Making opportunities

I remember having a conversation with my father about him being forced to leave school at 12 and that it was his biggest regret. As he continued to harbour regret, the sad reality was that he didn’t see the life he could have had, but then lots of us don’t.

We’re too obsessed with what we don’t have, to turn things around. Just because something isn’t afforded to us, doesn’t mean we can’t make it happen at a later stage. It was never on the cards that I would go to university or at least study to diploma level, but years later when the opportunity arose, having never given up on the idea I decided to go back into study.

Just because the opportunities aren’t there initially, doesn’t mean we can’t make opportunities happen.
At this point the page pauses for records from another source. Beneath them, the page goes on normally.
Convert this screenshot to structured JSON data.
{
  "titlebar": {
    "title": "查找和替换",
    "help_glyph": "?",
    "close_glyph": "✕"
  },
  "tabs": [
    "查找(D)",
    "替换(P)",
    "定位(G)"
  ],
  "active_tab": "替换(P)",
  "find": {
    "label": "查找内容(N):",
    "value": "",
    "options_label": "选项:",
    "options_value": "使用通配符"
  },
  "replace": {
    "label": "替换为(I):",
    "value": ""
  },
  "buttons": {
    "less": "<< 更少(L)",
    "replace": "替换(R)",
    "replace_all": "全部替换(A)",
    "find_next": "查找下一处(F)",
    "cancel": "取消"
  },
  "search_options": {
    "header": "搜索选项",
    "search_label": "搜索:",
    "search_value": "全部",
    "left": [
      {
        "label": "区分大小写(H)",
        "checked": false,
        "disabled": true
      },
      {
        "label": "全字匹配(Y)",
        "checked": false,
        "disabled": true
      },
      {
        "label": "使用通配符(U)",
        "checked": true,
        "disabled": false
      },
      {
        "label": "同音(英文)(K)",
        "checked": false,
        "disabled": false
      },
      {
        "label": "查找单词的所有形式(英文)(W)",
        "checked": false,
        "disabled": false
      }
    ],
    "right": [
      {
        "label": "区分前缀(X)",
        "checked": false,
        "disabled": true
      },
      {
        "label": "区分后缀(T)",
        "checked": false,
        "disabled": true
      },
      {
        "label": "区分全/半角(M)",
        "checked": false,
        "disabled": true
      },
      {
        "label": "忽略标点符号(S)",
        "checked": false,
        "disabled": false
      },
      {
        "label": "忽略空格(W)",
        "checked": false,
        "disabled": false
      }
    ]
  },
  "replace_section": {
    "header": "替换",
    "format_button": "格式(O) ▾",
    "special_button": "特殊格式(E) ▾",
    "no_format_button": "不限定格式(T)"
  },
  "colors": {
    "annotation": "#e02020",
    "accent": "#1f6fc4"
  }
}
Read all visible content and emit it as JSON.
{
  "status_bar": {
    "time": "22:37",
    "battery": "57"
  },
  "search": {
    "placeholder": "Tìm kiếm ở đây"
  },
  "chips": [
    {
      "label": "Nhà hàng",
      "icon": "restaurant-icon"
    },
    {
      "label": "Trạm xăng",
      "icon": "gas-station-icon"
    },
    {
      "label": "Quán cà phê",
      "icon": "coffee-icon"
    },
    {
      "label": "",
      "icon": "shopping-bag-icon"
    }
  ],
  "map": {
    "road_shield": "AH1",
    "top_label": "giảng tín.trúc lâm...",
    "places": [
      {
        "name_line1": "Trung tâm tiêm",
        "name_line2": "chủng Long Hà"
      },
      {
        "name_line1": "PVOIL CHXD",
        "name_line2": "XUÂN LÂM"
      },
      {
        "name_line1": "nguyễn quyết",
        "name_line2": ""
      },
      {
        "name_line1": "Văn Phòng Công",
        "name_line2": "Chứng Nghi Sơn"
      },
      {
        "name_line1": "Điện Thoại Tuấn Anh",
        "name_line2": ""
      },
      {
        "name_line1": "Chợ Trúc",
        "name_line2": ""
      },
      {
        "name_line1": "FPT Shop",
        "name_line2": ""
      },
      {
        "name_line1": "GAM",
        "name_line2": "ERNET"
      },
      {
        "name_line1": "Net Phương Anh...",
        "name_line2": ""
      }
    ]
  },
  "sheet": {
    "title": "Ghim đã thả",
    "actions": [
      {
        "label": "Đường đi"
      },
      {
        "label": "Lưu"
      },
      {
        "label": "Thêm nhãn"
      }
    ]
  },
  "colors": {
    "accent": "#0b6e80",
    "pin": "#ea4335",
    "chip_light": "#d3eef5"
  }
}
There’s no point in talking about something constantly if we’re not going to change it. Talking makes us miserable and tends to reinforce where we are and what we already know.

It never registered as a child that university would never be on the cards for me because of my parentage. I chose not to see it as my problem. I believe it’s often far easier to let go of something, when the decision is out of our hands, because the other person becomes accountable.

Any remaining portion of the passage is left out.